Solr 6 builds on the innovation of Solr 5 obviously.
First of all – let’s take a look at what was done in Solr 5.
There were improvements for “bin/solr” and “bin/post” – easy to startup Solr, add new documents, more APIs were introduced.
The user interface was rewritten in modern language (that is AngilarJS) to allow for more innovation and enhancements in near future.
The security was requested for a long time and so it was introduced in Solr 5. A few plugins were written for Kerberos and for basic authentication and authorization. There are plugin examples for customization.
Solr 5.4 introduced basic authentication
In Solr 5.5 the rule-based authorization expanded and became more flexible. The APIs were expanded such as ConfigSet API and Collections API expanded to manage collections flexibly (elegantly).
There is a new script in “bin/solr” for import and export of ZooKeeper configs. There are performance optimizations for faceting DocValue fields.
There are quite a few features in Solr 6 but let’s focus on few of them. The few big ones are ParallelSQL, Cross Data Center Replication, Graph Traversal, Modern APIs, new Jetty 9.3 with improved performance and support for HTTP/2.
ParallelSQL introduced to support relational algebra in a scalable manner. It seamlessly combines SQL with Solr’s full-text capabilities.
Parallel SQL has two modes: Realtime MapReduce and Facet aggregation model. MapReduce mode is for high cardinality fields and performs aggregation of distributed joins data. It uses the concept of shuffling very much like Map Reduce implementation frameworks, which partition the data for greater scalability, so a partitioning key is a very important piece of the data there. The other mode – Facet aggregation which pushes the aggregation to the nodes and only aggregated data returns back. So if you have a lot of data but low to no cardinality such option is quite performant.
Parallel SQL builds on two capabilities that are already in previous incarnations for SOLR: Export request handler and Streaming API.
Export request handler provides the capability of streaming the whole resultset. This can be used even with large resultsets to export them out of SOLR.
The search function is not the only one function available for Streaming API. There are also functions such as Stream Source and Stream Decorators. They define how data is retrieved and any aggregation performed and they designed to work with entire resultset. They can be compounded or wrapped to perform several operations at the same time.

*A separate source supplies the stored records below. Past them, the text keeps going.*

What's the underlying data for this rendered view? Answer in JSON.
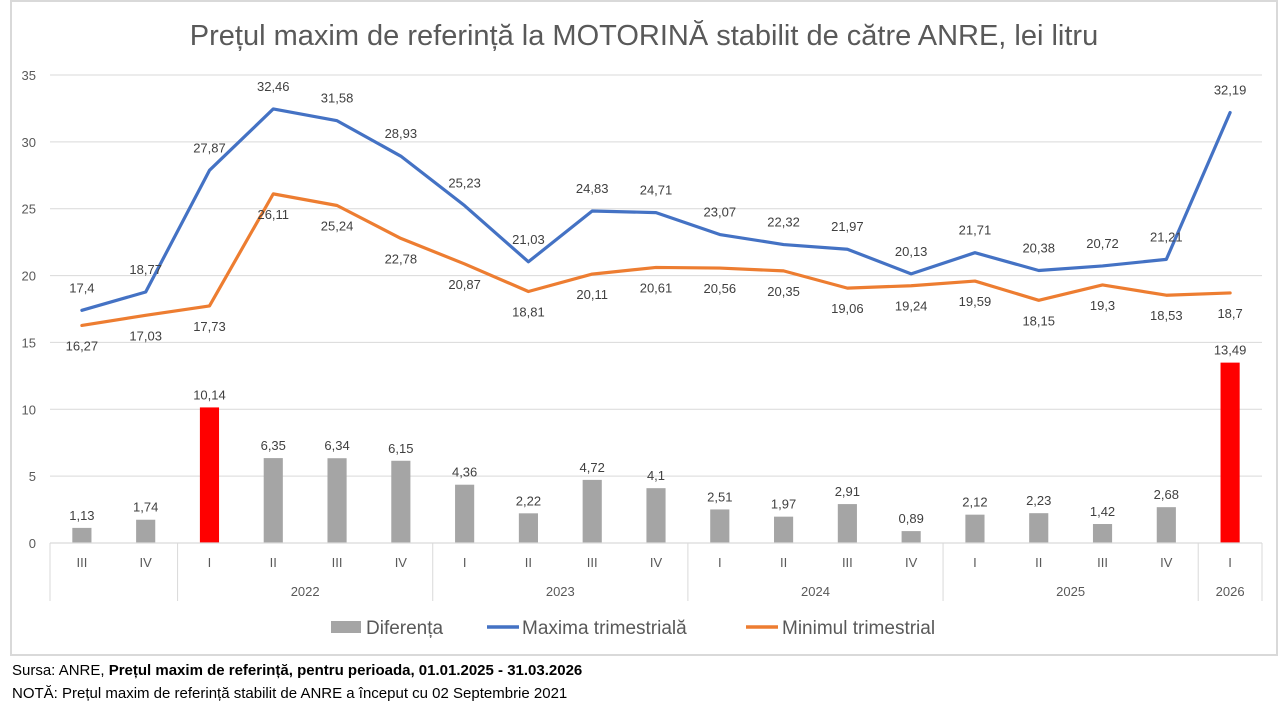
{
  "chart_data": {
    "type": "bar+line",
    "title": "Prețul maxim de referință la MOTORINĂ stabilit de către ANRE, lei litru",
    "xlabel": "",
    "ylabel": "",
    "ylim": [
      0,
      35
    ],
    "yticks": [
      "0",
      "5",
      "10",
      "15",
      "20",
      "25",
      "30",
      "35"
    ],
    "grid": true,
    "legend_position": "bottom",
    "categories": [
      "III",
      "IV",
      "I",
      "II",
      "III",
      "IV",
      "I",
      "II",
      "III",
      "IV",
      "I",
      "II",
      "III",
      "IV",
      "I",
      "II",
      "III",
      "IV",
      "I"
    ],
    "year_groups": [
      {
        "label": "",
        "count": 2
      },
      {
        "label": "2022",
        "count": 4
      },
      {
        "label": "2023",
        "count": 4
      },
      {
        "label": "2024",
        "count": 4
      },
      {
        "label": "2025",
        "count": 4
      },
      {
        "label": "2026",
        "count": 1
      }
    ],
    "series": [
      {
        "name": "Diferența",
        "type": "bar",
        "color": "#a5a5a5",
        "highlight_color": "#ff0000",
        "highlight_indices": [
          2,
          18
        ],
        "values": [
          1.13,
          1.74,
          10.14,
          6.35,
          6.34,
          6.15,
          4.36,
          2.22,
          4.72,
          4.1,
          2.51,
          1.97,
          2.91,
          0.89,
          2.12,
          2.23,
          1.42,
          2.68,
          13.49
        ],
        "labels": [
          "1,13",
          "1,74",
          "10,14",
          "6,35",
          "6,34",
          "6,15",
          "4,36",
          "2,22",
          "4,72",
          "4,1",
          "2,51",
          "1,97",
          "2,91",
          "0,89",
          "2,12",
          "2,23",
          "1,42",
          "2,68",
          "13,49"
        ]
      },
      {
        "name": "Maxima trimestrială",
        "type": "line",
        "color": "#4472c4",
        "values": [
          17.4,
          18.77,
          27.87,
          32.46,
          31.58,
          28.93,
          25.23,
          21.03,
          24.83,
          24.71,
          23.07,
          22.32,
          21.97,
          20.13,
          21.71,
          20.38,
          20.72,
          21.21,
          32.19
        ],
        "labels": [
          "17,4",
          "18,77",
          "27,87",
          "32,46",
          "31,58",
          "28,93",
          "25,23",
          "21,03",
          "24,83",
          "24,71",
          "23,07",
          "22,32",
          "21,97",
          "20,13",
          "21,71",
          "20,38",
          "20,72",
          "21,21",
          "32,19"
        ]
      },
      {
        "name": "Minimul trimestrial",
        "type": "line",
        "color": "#ed7d31",
        "values": [
          16.27,
          17.03,
          17.73,
          26.11,
          25.24,
          22.78,
          20.87,
          18.81,
          20.11,
          20.61,
          20.56,
          20.35,
          19.06,
          19.24,
          19.59,
          18.15,
          19.3,
          18.53,
          18.7
        ],
        "labels": [
          "16,27",
          "17,03",
          "17,73",
          "26,11",
          "25,24",
          "22,78",
          "20,87",
          "18,81",
          "20,11",
          "20,61",
          "20,56",
          "20,35",
          "19,06",
          "19,24",
          "19,59",
          "18,15",
          "19,3",
          "18,53",
          "18,7"
        ]
      }
    ]
  },
  "footer": {
    "source_prefix": "Sursa: ANRE, ",
    "source_bold": "Prețul maxim de referință, pentru perioada, 01.01.2025 - 31.03.2026",
    "note": "NOTĂ:  Prețul maxim de referință stabilit de ANRE a început cu 02 Septembrie 2021"
  }
}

Solr 6.x supports graph queries to find the interconnected data. This is local param type query parser that able to follow nodes to edges. Graph queries allow applying optional filters during the traversal. For example, you can find what your friends on social media likes “Honda Civic R 2017”, find what airplanes my friends used to fly by.
Solr 6.x APIs are more consistent, versioned, endpoint names are friendlier, JSON output by default but “wt” is still supported.
Lucene recently switched to new text scoring and instead of using TF*IDF it uses BF25.
Solr 6.x relies on latest Lucene trunk, so it inherited the same scoring algorithm. BF25 algorithm is a probabilistic model vs Term Frequency that used previously.
There is a new API to perform Backups and Restores.
Moving to Solr 6.x
First of all Solr 6.x expects that Java 8.x or higher installed on the host computer.
There is no more default schemaFactory but ManagedIndexSchemaFactory used instead. There will be no more schema.xml but managed-schema.
If no any SimilarityFactory defined then it defaulted to SchemaSimilarityFactory. If fieldType missed the similarity description it will default to BM25.